Barrick Ends Hostile Bid But Walks Away With Long-Sought Prize

Barrick Gold Corp. may have withdrawn its pursuit of rival Newmont Mining Corp., but the hostile-takeover bid did yield a big prize: Control over the largest single gold mining operation in the world.

On Monday, Barrick abandoned its $17.8 billion bid for Newmont, with the two largest gold companies instead announcing a joint venture around their Nevada assets, with Barrick holding sway over 61.5 percent of the operation. Barrick Chief Executive Officer Mark Bristow declined to say if control of the venture was his end game all along, but stressed that the final deal offers less “gristle” for investors to chew on than a full merger.

“It’s not an easy thing to do, to get past all the different opinions,” he said in a telephone interview. “It’s a fantastic outcome.”

Previous tries at merging, or even just expanding cooperation around the Nevada assets, have gone nowhere. A key issue has been which company would be in charge, and how the stake would be divided. Monday’s deal is restricted to Nevada, and doesn’t include exploration properties. But there is room to expand it, both sides said today.

Bristow said the area offers “high-grade reserves” and “outstanding exploration potential that I have no doubt we will continue to unlock.” The JV will ensure more than 20 years of profitable and responsible production in Nevada, he added.

With the hostile bid behind him, Bristow refused to say what large investors thought of the proposal.
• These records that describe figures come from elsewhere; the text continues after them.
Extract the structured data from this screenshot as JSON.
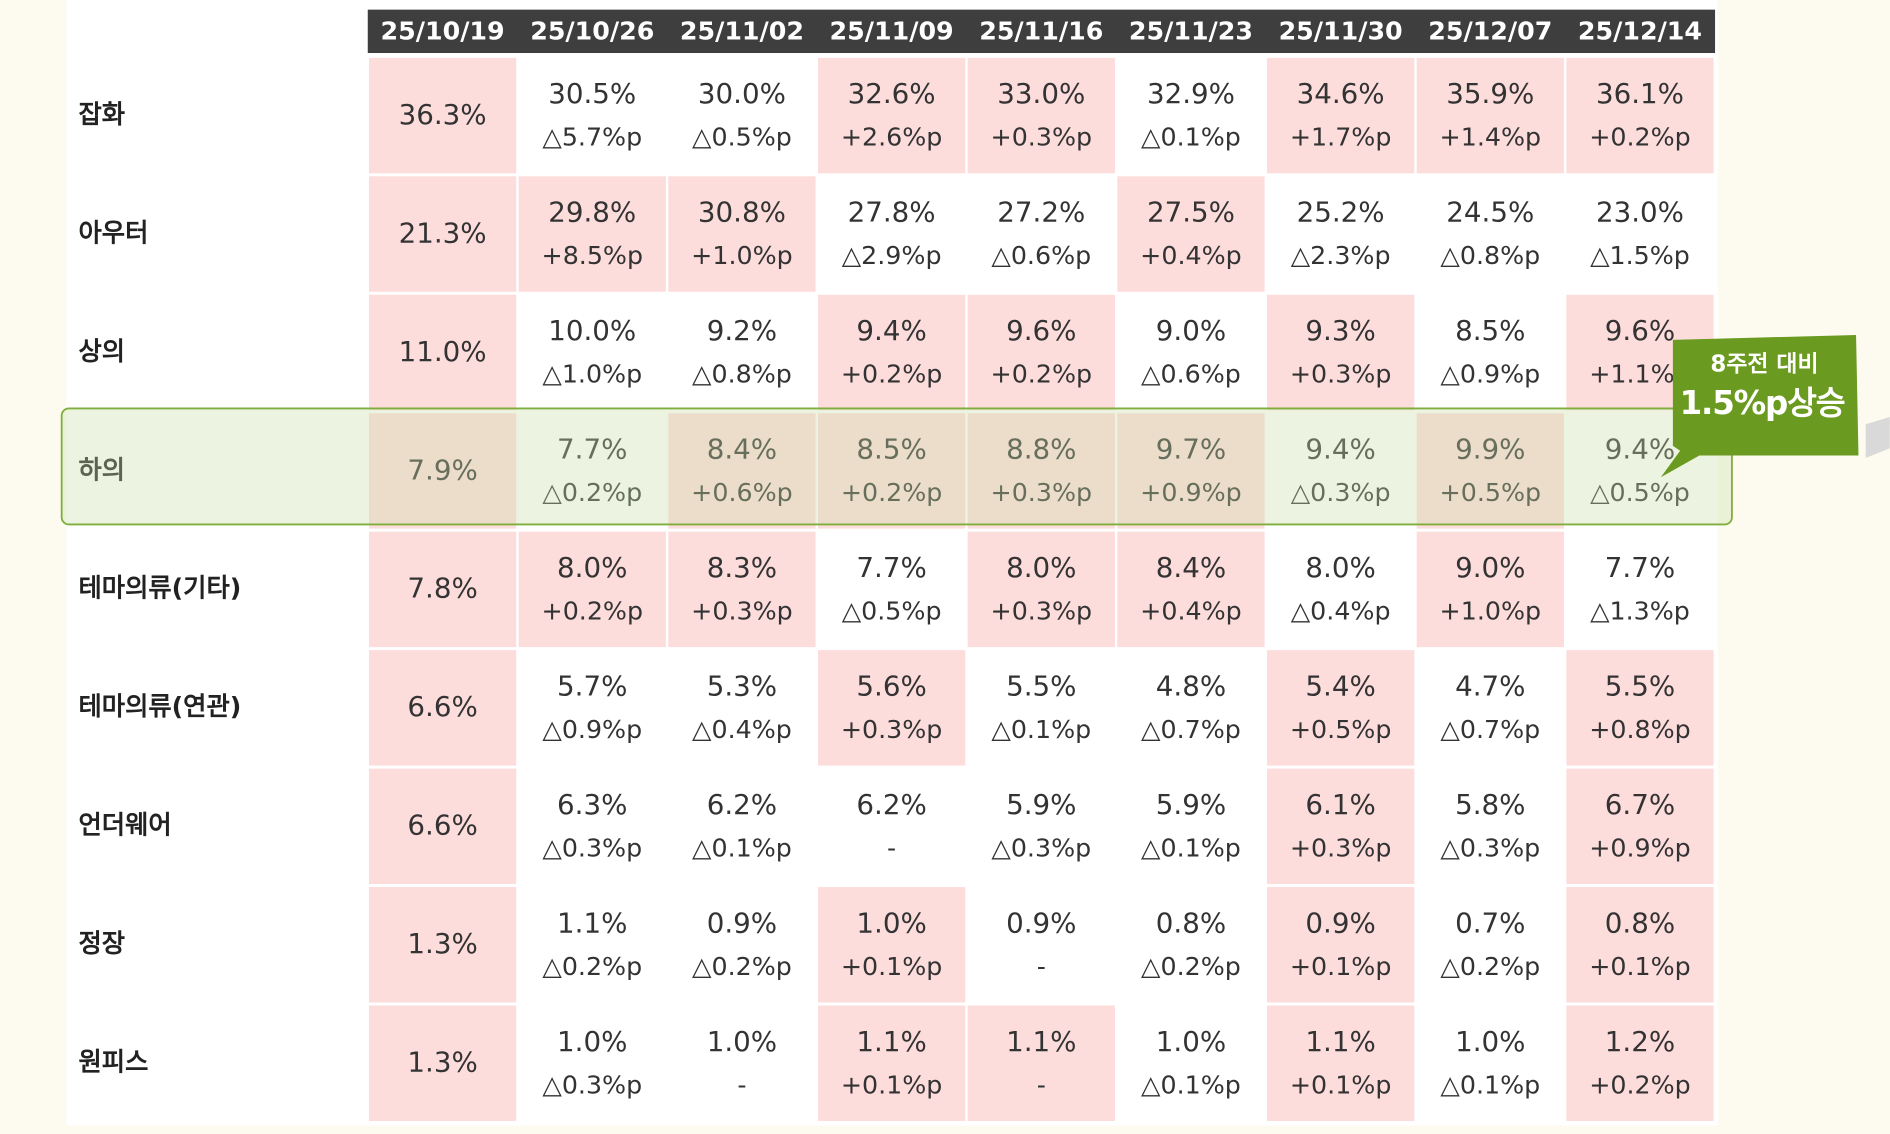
{
  "table": {
    "columns": [
      "25/10/19",
      "25/10/26",
      "25/11/02",
      "25/11/09",
      "25/11/16",
      "25/11/23",
      "25/11/30",
      "25/12/07",
      "25/12/14"
    ],
    "rows": [
      {
        "label": "잡화",
        "highlight": false,
        "cells": [
          {
            "v": "36.3%",
            "hl": true
          },
          {
            "v": "30.5%",
            "c": "△5.7%p",
            "hl": false
          },
          {
            "v": "30.0%",
            "c": "△0.5%p",
            "hl": false
          },
          {
            "v": "32.6%",
            "c": "+2.6%p",
            "hl": true
          },
          {
            "v": "33.0%",
            "c": "+0.3%p",
            "hl": true
          },
          {
            "v": "32.9%",
            "c": "△0.1%p",
            "hl": false
          },
          {
            "v": "34.6%",
            "c": "+1.7%p",
            "hl": true
          },
          {
            "v": "35.9%",
            "c": "+1.4%p",
            "hl": true
          },
          {
            "v": "36.1%",
            "c": "+0.2%p",
            "hl": true
          }
        ]
      },
      {
        "label": "아우터",
        "highlight": false,
        "cells": [
          {
            "v": "21.3%",
            "hl": true
          },
          {
            "v": "29.8%",
            "c": "+8.5%p",
            "hl": true
          },
          {
            "v": "30.8%",
            "c": "+1.0%p",
            "hl": true
          },
          {
            "v": "27.8%",
            "c": "△2.9%p",
            "hl": false
          },
          {
            "v": "27.2%",
            "c": "△0.6%p",
            "hl": false
          },
          {
            "v": "27.5%",
            "c": "+0.4%p",
            "hl": true
          },
          {
            "v": "25.2%",
            "c": "△2.3%p",
            "hl": false
          },
          {
            "v": "24.5%",
            "c": "△0.8%p",
            "hl": false
          },
          {
            "v": "23.0%",
            "c": "△1.5%p",
            "hl": false
          }
        ]
      },
      {
        "label": "상의",
        "highlight": false,
        "cells": [
          {
            "v": "11.0%",
            "hl": true
          },
          {
            "v": "10.0%",
            "c": "△1.0%p",
            "hl": false
          },
          {
            "v": "9.2%",
            "c": "△0.8%p",
            "hl": false
          },
          {
            "v": "9.4%",
            "c": "+0.2%p",
            "hl": true
          },
          {
            "v": "9.6%",
            "c": "+0.2%p",
            "hl": true
          },
          {
            "v": "9.0%",
            "c": "△0.6%p",
            "hl": false
          },
          {
            "v": "9.3%",
            "c": "+0.3%p",
            "hl": true
          },
          {
            "v": "8.5%",
            "c": "△0.9%p",
            "hl": false
          },
          {
            "v": "9.6%",
            "c": "+1.1%p",
            "hl": true
          }
        ]
      },
      {
        "label": "하의",
        "highlight": true,
        "cells": [
          {
            "v": "7.9%",
            "hl": true
          },
          {
            "v": "7.7%",
            "c": "△0.2%p",
            "hl": false
          },
          {
            "v": "8.4%",
            "c": "+0.6%p",
            "hl": true
          },
          {
            "v": "8.5%",
            "c": "+0.2%p",
            "hl": true
          },
          {
            "v": "8.8%",
            "c": "+0.3%p",
            "hl": true
          },
          {
            "v": "9.7%",
            "c": "+0.9%p",
            "hl": true
          },
          {
            "v": "9.4%",
            "c": "△0.3%p",
            "hl": false
          },
          {
            "v": "9.9%",
            "c": "+0.5%p",
            "hl": true
          },
          {
            "v": "9.4%",
            "c": "△0.5%p",
            "hl": false
          }
        ]
      },
      {
        "label": "테마의류(기타)",
        "highlight": false,
        "cells": [
          {
            "v": "7.8%",
            "hl": true
          },
          {
            "v": "8.0%",
            "c": "+0.2%p",
            "hl": true
          },
          {
            "v": "8.3%",
            "c": "+0.3%p",
            "hl": true
          },
          {
            "v": "7.7%",
            "c": "△0.5%p",
            "hl": false
          },
          {
            "v": "8.0%",
            "c": "+0.3%p",
            "hl": true
          },
          {
            "v": "8.4%",
            "c": "+0.4%p",
            "hl": true
          },
          {
            "v": "8.0%",
            "c": "△0.4%p",
            "hl": false
          },
          {
            "v": "9.0%",
            "c": "+1.0%p",
            "hl": true
          },
          {
            "v": "7.7%",
            "c": "△1.3%p",
            "hl": false
          }
        ]
      },
      {
        "label": "테마의류(연관)",
        "highlight": false,
        "cells": [
          {
            "v": "6.6%",
            "hl": true
          },
          {
            "v": "5.7%",
            "c": "△0.9%p",
            "hl": false
          },
          {
            "v": "5.3%",
            "c": "△0.4%p",
            "hl": false
          },
          {
            "v": "5.6%",
            "c": "+0.3%p",
            "hl": true
          },
          {
            "v": "5.5%",
            "c": "△0.1%p",
            "hl": false
          },
          {
            "v": "4.8%",
            "c": "△0.7%p",
            "hl": false
          },
          {
            "v": "5.4%",
            "c": "+0.5%p",
            "hl": true
          },
          {
            "v": "4.7%",
            "c": "△0.7%p",
            "hl": false
          },
          {
            "v": "5.5%",
            "c": "+0.8%p",
            "hl": true
          }
        ]
      },
      {
        "label": "언더웨어",
        "highlight": false,
        "cells": [
          {
            "v": "6.6%",
            "hl": true
          },
          {
            "v": "6.3%",
            "c": "△0.3%p",
            "hl": false
          },
          {
            "v": "6.2%",
            "c": "△0.1%p",
            "hl": false
          },
          {
            "v": "6.2%",
            "c": "-",
            "hl": false
          },
          {
            "v": "5.9%",
            "c": "△0.3%p",
            "hl": false
          },
          {
            "v": "5.9%",
            "c": "△0.1%p",
            "hl": false
          },
          {
            "v": "6.1%",
            "c": "+0.3%p",
            "hl": true
          },
          {
            "v": "5.8%",
            "c": "△0.3%p",
            "hl": false
          },
          {
            "v": "6.7%",
            "c": "+0.9%p",
            "hl": true
          }
        ]
      },
      {
        "label": "정장",
        "highlight": false,
        "cells": [
          {
            "v": "1.3%",
            "hl": true
          },
          {
            "v": "1.1%",
            "c": "△0.2%p",
            "hl": false
          },
          {
            "v": "0.9%",
            "c": "△0.2%p",
            "hl": false
          },
          {
            "v": "1.0%",
            "c": "+0.1%p",
            "hl": true
          },
          {
            "v": "0.9%",
            "c": "-",
            "hl": false
          },
          {
            "v": "0.8%",
            "c": "△0.2%p",
            "hl": false
          },
          {
            "v": "0.9%",
            "c": "+0.1%p",
            "hl": true
          },
          {
            "v": "0.7%",
            "c": "△0.2%p",
            "hl": false
          },
          {
            "v": "0.8%",
            "c": "+0.1%p",
            "hl": true
          }
        ]
      },
      {
        "label": "원피스",
        "highlight": false,
        "cells": [
          {
            "v": "1.3%",
            "hl": true
          },
          {
            "v": "1.0%",
            "c": "△0.3%p",
            "hl": false
          },
          {
            "v": "1.0%",
            "c": "-",
            "hl": false
          },
          {
            "v": "1.1%",
            "c": "+0.1%p",
            "hl": true
          },
          {
            "v": "1.1%",
            "c": "-",
            "hl": true
          },
          {
            "v": "1.0%",
            "c": "△0.1%p",
            "hl": false
          },
          {
            "v": "1.1%",
            "c": "+0.1%p",
            "hl": true
          },
          {
            "v": "1.0%",
            "c": "△0.1%p",
            "hl": false
          },
          {
            "v": "1.2%",
            "c": "+0.2%p",
            "hl": true
          }
        ]
      }
    ]
  },
  "callout": {
    "line1": "8주전 대비",
    "line2": "1.5%p상승"
  }
}
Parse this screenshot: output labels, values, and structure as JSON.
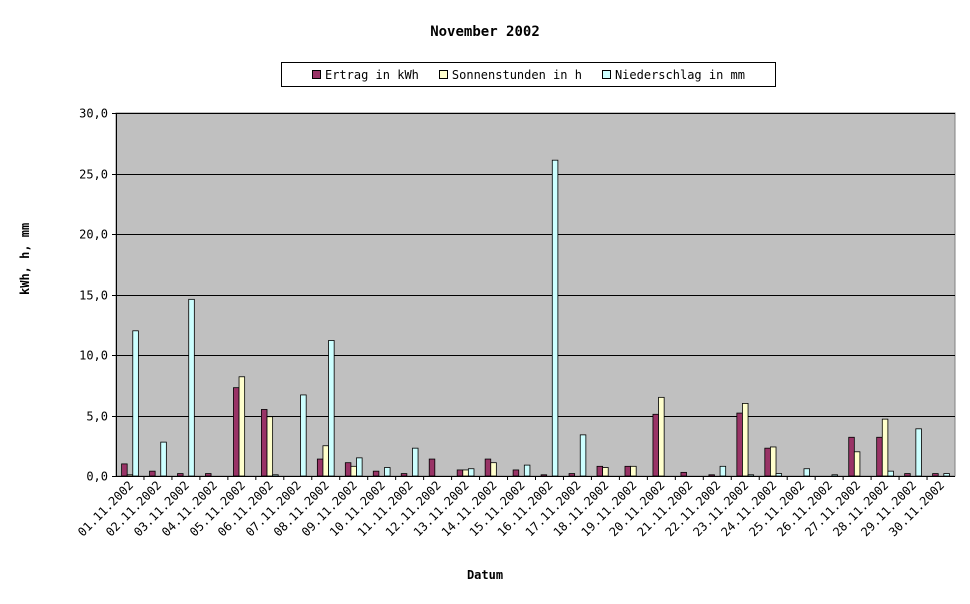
{
  "chart_data": {
    "type": "bar",
    "title": "November 2002",
    "xlabel": "Datum",
    "ylabel": "kWh, h, mm",
    "ylim": [
      0,
      30
    ],
    "yticks": [
      "0,0",
      "5,0",
      "10,0",
      "15,0",
      "20,0",
      "25,0",
      "30,0"
    ],
    "grid": true,
    "legend_position": "top",
    "categories": [
      "01.11.2002",
      "02.11.2002",
      "03.11.2002",
      "04.11.2002",
      "05.11.2002",
      "06.11.2002",
      "07.11.2002",
      "08.11.2002",
      "09.11.2002",
      "10.11.2002",
      "11.11.2002",
      "12.11.2002",
      "13.11.2002",
      "14.11.2002",
      "15.11.2002",
      "16.11.2002",
      "17.11.2002",
      "18.11.2002",
      "19.11.2002",
      "20.11.2002",
      "21.11.2002",
      "22.11.2002",
      "23.11.2002",
      "24.11.2002",
      "25.11.2002",
      "26.11.2002",
      "27.11.2002",
      "28.11.2002",
      "29.11.2002",
      "30.11.2002"
    ],
    "series": [
      {
        "name": "Ertrag in kWh",
        "color": "#993366",
        "values": [
          1.0,
          0.4,
          0.2,
          0.2,
          7.3,
          5.5,
          0,
          1.4,
          1.1,
          0.4,
          0.2,
          1.4,
          0.5,
          1.4,
          0.5,
          0.1,
          0.2,
          0.8,
          0.8,
          5.1,
          0.3,
          0.1,
          5.2,
          2.3,
          0,
          0,
          3.2,
          3.2,
          0.2,
          0.2
        ]
      },
      {
        "name": "Sonnenstunden in h",
        "color": "#ffffcc",
        "values": [
          0.1,
          0,
          0,
          0,
          8.2,
          4.9,
          0,
          2.5,
          0.8,
          0,
          0,
          0,
          0.5,
          1.1,
          0,
          0,
          0,
          0.7,
          0.8,
          6.5,
          0,
          0,
          6.0,
          2.4,
          0,
          0,
          2.0,
          4.7,
          0,
          0
        ]
      },
      {
        "name": "Niederschlag in mm",
        "color": "#ccffff",
        "values": [
          12.0,
          2.8,
          14.6,
          0,
          0,
          0.1,
          6.7,
          11.2,
          1.5,
          0.7,
          2.3,
          0,
          0.6,
          0,
          0.9,
          26.1,
          3.4,
          0,
          0,
          0,
          0,
          0.8,
          0.1,
          0.2,
          0.6,
          0.1,
          0,
          0.4,
          3.9,
          0.2
        ]
      }
    ]
  }
}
His focus now is on advancing a Nevada partnership he described as “the largest single gold mining operation in the world.”

The joint effort will have three so-called Tier One assets, which produced about 4 million ounces in 2018. “The joint venture will then have a 48 million ounce high grade reserve and resources of an additional 28 million ounces to start with,” he told analysts.

Ironically, it was Newmont’s own takeover play for Goldcorp Inc. that put today’s deal in motion. That merger “triggered an opportunity for us to get people’s attention,” Bristow said. Barrick’s hostile bid was launched as an alternative that would have derailed the Goldcorp deal.

“Historically, these opportunities are very difficult to exploit in a static scenario,” he said.

From the beginning, Bristow had said that the bulk of the $7 billion synergies he envisioned from a merger with Newmont would come from the two companies’ projects in Nevada but insisted that Barrick operate the mine and have the larger stake. In a joint presentation to shareholders, the companies said they expect $4.7 billion in synergies from the JV.

Newmont CEO Gary Goldberg had previously said any figures were ‘hypotheticals,” as the two sides had not sat down together long enough to work out the numbers. In the last week, though, Goldberg and Bristow have met over dinner in New York and in a one-on-one meeting in Toronto.

“This isn’t about personalities,” Goldberg said. “This is about working together and delivering on behalf of all of our stakeholders. So that’s it for the relationship talk.”